Create the Vivado project
The configure block design can use reference materials here. And we need to choose the number of the DMA according to the number of the interface.
Run synthesis, Implementation, and generate bitstream
It may show some errors about I/O Ports, please fix them.
Download the bitstream file to PYNQ
import numpy as np
import pynq
from pynq import MMIO
hw = pynq.Overlay('design_1.bit')
hw?
Allocate DMA memory address size
The first step is to allocate the buffer. pynq allocate will be used to allocate the buffer, and NumPy will be used to specify the type of the buffer.
top_ip = overlay.example_0
mm2s =overlay.axi_dma_0.sendchannel
top_ip.signature
N=1024
a_buffer = pynq.allocate((N), np.int32)
b_buffer = pynq.allocate((N),np.int64)
# initialize input
for i in range(0,1024):
a_buffer[i]=i
# specify the address
# These addresses can be found in the generated .v file
top_ip.write(0x10, bptr)
top_ip.write(0x00, 1)
top_ip.register_map
## start AXI-DMA transfer
mm2s.transfer(a_buffer)
mm2s.wait()
We will see:
using_array_of_streams
While arrays can be converted to streams, it can often lead to coding and synthesis issues as arrays can be accessed in random order while a stream requires a sequential access pattern where every element is read in order. To avoid such issues, any time a streaming interface is required, it is highly recommended to use the hls::stream
object as described in Using HLS Streams. The usage of this construct will enforce streaming semantics in the source code. However, to convert an array to a stream you should perform all the operations on temp variables.
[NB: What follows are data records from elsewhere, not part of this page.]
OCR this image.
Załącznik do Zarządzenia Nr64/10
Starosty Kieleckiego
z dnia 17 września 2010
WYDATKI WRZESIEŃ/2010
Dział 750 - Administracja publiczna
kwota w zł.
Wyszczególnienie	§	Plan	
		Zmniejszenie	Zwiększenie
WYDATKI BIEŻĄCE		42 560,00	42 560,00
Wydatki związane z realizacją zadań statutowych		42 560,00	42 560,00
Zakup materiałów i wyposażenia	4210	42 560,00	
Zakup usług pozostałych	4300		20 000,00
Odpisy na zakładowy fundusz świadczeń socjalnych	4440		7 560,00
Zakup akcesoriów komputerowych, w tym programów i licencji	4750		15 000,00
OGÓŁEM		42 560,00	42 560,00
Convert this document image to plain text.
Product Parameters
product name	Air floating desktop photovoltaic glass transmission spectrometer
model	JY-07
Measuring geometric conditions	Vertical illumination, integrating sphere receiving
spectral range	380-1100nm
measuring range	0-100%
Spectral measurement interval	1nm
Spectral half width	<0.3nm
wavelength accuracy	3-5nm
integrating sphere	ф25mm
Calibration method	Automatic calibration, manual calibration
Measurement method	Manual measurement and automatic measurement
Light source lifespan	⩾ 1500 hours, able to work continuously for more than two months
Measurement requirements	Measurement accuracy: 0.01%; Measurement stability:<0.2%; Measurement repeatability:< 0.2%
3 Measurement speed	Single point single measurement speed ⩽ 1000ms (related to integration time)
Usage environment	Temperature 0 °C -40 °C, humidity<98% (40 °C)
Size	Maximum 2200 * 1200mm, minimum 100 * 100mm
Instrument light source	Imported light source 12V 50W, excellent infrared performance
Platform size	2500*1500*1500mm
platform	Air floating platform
This example illustrates how to define and use an array of streams in the interface. Instead of defining an array and then using a pragma to map this array to a stream, it is highly recommended to use the hls::stream objects instead.
example.h
#ifndef __ARRAY_OF_STREAMS_EXAMPLE__
#define __ARRAY_OF_STREAMS_EXAMPLE__
#include "hls_stream.h"
#include <iostream>
#define M 3
extern void dut(hls::stream<int> s_in[M], hls::stream<int> s_out[M],int *sum);
#endif
example.cpp
#include "example.h"
//The function adds 2 to every input data and outputs and the sum of the output data.
//Input: s_in[M]
//Output: s_out[M] and sum
void dut(hls::stream<int> s_in[M], hls::stream<int> s_out[M],int *sum) {
#pragma HLS INTERFACE axis port = s_in
#pragma HLS INTERFACE axis port = s_out
#pragma HLS INTERFACE ap_ctrl_none port=return
#pragma HLS INTERFACE mode=s_axilite port=return
#pragma HLS INTERFACE mode=s_axilite port=sum
for (int j = 0; j < M; j++) {
#pragma HLS UNROLL
for (int i = 0; i < 10; i++) {
#pragma HLS PIPELINE
int val = s_in[j].read();
s_out[j].write(val + 2);
*sum += val;
}
}
}
example_tb.h
#include "example.h"
int main() {
hls::stream<int> s_in[M], s_out[M];
for (unsigned j = 0; j < M; j++) {
for (unsigned i = 0; i < 10; i++) {
s_in[j].write(i);
}
}
int ret=0;
dut(s_in, s_out,&ret);
printf("ret is %d\r\n",ret);
for (unsigned j = 0; j < M; j++) {
for (unsigned i = 0; i < 10; i++) {
if (s_out[j].read() != i + 2)
return 1;
}
}
return 0;
}
And the export IP is shown below and the ports are axis
port and they have’t last
signal.
So we add the middle_data
IP to provide. The num
need to change by different projects.
Create the Vivado project
The configure block design can use reference materials here. And we need to choose the number of the DMA according to the number of the interface.
Run synthesis, Implementation, and generate bitstream
It may show some errors about I/O Ports, please fix them.
Download the bitstream file to PYNQ
import numpy as np
import pynq
from pynq import MMIO
hw = pynq.Overlay('design_1.bit')
hw?
Allocate DMA memory address size
The first step is to allocate the buffer. pynq allocate will be used to allocate the buffer, and NumPy will be used to specify the type of the buffer.
dma0 = hw.axi_dma_0
dma1 = hw.axi_dma_1
dma2 = hw.axi_dma_2
N = 10
oBuf_0 = allocate(shape=(N,), dtype = np.int32)
iBuf_0 = allocate(shape=(N,), dtype = np.int32)
oBuf_1 = allocate(shape=(N,), dtype = np.int32)
iBuf_1 = allocate(shape=(N,), dtype = np.int32)
oBuf_2 = allocate(shape=(N,), dtype = np.int32)
iBuf_2 = allocate(shape=(N,), dtype = np.int32)
# initialize input
for i in range(N):
oBuf_0[i]= i
oBuf_1[i]= i
oBuf_2[i]= i
## start AXI-DMA transfer
dma0.sendchannel.transfer(oBuf_0)
dma1.sendchannel.transfer(oBuf_1)
dma2.sendchannel.transfer(oBuf_2)
dma0.recvchannel.transfer(iBuf_0)
dma1.recvchannel.transfer(iBuf_1)
dma2.recvchannel.transfer(iBuf_2)
dma0.sendchannel.wait()
dma1.sendchannel.wait()
dma2.sendchannel.wait()
dma0.recvchannel.wait()
dma1.recvchannel.wait()
dma2.recvchannel.wait()
We will see:
Demonstrate
Please create an HLS component that uses the axi_lite
interface and axi_stream_to_master
interface and using_array_of_streams
interface separately and implement them on the PYNQ-Z2 board, and you can refer to the examples of the tutorial.